According to Nielsen syndicated data for the latest 52 weeks’ period ending February 22, 2025, the Pataday Once Daily Relief Ophthalmic Solution, 0.2% (OTC) market3 achieved annual sales of approximately $50.7 million*.
Commenting on the launch, Marc Kikuchi, president & business head, North America said, “We are pleased to continue to expand our OTC ophthalmic portfolio. The addition of Olopatadine Hydrochloride Ophthalmic Solution USP, 0.2% highlights our commitment to meeting market needs and providing quality over-the-counter solutions for our customers.”
References
Glenmark’s Olopatadine Hydrochloride Ophthalmic Solution USP, 0.2% (OTC) is only marketed for the indications listed in Glenmark’s approved drug facts label.

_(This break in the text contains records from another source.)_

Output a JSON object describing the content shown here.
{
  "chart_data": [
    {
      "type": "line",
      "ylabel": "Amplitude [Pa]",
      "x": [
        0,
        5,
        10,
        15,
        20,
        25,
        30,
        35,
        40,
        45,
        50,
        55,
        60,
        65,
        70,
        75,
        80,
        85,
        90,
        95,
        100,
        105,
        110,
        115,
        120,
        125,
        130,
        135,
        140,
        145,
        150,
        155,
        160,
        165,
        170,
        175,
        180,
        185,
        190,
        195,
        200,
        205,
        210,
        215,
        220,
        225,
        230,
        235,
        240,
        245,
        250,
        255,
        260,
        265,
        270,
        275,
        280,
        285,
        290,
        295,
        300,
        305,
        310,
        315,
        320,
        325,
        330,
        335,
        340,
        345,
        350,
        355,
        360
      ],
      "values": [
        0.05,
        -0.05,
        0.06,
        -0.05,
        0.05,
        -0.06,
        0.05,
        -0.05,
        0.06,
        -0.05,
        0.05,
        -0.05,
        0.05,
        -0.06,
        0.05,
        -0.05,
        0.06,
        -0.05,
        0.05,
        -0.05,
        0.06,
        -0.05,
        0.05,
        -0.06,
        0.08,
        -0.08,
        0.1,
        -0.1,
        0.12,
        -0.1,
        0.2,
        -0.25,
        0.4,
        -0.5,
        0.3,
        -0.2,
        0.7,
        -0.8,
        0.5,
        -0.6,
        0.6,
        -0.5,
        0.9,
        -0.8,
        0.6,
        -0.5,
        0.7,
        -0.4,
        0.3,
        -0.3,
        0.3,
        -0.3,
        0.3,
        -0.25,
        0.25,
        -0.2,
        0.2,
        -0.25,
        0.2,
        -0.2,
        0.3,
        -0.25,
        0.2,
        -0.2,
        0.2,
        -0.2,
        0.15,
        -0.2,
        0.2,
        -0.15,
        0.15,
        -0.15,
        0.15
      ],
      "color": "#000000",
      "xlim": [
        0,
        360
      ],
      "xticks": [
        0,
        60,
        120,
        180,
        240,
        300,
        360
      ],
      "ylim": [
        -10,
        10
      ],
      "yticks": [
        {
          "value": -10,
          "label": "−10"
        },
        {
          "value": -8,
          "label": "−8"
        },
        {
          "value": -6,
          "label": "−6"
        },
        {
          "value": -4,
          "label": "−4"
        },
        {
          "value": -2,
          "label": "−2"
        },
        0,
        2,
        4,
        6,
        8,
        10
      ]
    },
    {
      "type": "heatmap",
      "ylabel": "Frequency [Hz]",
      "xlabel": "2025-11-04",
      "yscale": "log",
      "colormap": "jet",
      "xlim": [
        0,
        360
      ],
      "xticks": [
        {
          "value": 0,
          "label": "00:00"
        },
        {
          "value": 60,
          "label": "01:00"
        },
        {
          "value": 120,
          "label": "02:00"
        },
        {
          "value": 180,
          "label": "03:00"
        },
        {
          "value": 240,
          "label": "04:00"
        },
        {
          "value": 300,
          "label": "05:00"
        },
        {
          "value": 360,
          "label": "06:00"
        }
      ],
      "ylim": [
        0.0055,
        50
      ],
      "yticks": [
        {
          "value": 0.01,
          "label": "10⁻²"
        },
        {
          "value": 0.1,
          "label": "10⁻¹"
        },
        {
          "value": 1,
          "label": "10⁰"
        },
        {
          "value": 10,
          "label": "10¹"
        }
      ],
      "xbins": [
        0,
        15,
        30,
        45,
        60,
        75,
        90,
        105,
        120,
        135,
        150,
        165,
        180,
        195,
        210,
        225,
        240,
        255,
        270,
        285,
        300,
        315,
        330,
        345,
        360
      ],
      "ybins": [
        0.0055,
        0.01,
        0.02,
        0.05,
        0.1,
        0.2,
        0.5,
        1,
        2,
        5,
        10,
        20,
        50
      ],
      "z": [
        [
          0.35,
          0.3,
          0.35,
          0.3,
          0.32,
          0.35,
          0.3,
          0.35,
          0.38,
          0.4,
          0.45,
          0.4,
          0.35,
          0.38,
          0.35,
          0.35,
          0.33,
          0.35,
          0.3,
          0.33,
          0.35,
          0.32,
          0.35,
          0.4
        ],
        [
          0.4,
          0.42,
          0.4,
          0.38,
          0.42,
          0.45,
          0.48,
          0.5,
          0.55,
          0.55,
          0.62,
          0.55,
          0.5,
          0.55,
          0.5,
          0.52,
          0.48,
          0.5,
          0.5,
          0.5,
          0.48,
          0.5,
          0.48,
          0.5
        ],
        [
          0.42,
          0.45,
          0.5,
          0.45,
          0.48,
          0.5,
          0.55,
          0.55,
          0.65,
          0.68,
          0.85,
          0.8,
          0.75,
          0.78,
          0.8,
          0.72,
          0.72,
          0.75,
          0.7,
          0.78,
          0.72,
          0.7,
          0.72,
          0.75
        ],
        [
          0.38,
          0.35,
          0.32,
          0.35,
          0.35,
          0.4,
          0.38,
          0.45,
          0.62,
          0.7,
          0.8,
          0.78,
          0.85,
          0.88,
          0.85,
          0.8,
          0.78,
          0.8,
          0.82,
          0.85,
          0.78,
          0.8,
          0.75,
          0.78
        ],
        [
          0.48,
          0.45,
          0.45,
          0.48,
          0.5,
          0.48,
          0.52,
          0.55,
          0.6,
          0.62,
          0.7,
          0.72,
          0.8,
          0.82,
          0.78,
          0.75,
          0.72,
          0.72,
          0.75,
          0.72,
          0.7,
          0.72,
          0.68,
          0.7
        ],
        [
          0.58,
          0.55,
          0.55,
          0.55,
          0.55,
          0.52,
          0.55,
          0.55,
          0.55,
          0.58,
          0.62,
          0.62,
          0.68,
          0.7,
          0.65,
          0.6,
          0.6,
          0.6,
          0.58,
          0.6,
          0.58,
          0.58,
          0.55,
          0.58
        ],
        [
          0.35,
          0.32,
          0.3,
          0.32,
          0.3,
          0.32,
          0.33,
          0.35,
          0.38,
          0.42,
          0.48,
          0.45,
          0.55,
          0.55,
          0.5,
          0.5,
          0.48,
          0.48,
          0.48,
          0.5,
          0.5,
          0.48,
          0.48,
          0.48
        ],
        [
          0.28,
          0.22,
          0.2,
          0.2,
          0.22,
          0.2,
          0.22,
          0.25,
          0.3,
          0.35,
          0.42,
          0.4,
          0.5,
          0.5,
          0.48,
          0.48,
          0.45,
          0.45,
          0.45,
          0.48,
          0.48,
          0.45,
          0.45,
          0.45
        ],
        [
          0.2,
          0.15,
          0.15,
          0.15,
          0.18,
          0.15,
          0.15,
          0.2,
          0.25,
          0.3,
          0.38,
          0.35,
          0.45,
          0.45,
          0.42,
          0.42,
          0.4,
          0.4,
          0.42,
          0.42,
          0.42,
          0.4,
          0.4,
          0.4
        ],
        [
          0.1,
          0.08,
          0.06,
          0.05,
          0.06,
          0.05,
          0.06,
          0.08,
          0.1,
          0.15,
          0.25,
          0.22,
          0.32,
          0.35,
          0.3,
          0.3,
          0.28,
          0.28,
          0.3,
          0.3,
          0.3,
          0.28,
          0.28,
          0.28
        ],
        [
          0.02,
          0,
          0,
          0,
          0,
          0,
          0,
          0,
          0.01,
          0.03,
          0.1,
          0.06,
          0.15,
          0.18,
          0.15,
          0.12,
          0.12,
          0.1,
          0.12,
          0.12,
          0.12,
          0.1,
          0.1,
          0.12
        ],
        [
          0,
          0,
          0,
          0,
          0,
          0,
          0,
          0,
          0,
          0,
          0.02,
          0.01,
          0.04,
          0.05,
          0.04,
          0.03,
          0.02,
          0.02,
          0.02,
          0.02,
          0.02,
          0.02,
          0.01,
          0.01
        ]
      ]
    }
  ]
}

This product is not manufactured or distributed by Alcon Laboratories, Inc., distributor of Pataday Once Daily Relief, and/or Novartis AG, owner of the registered trademark Pataday, respectively. [Neither Alcon nor Novartis make or license Glenmark’s product.]
Market includes brand and all available therapeutic equivalents. Note: Nielsen syndicated data obtained by Glenmark is only available for all approved RLD indications. Glenmark’s product is only approved for the indications listed in Glenmark’s approved label and is not marketed for all RLD indications.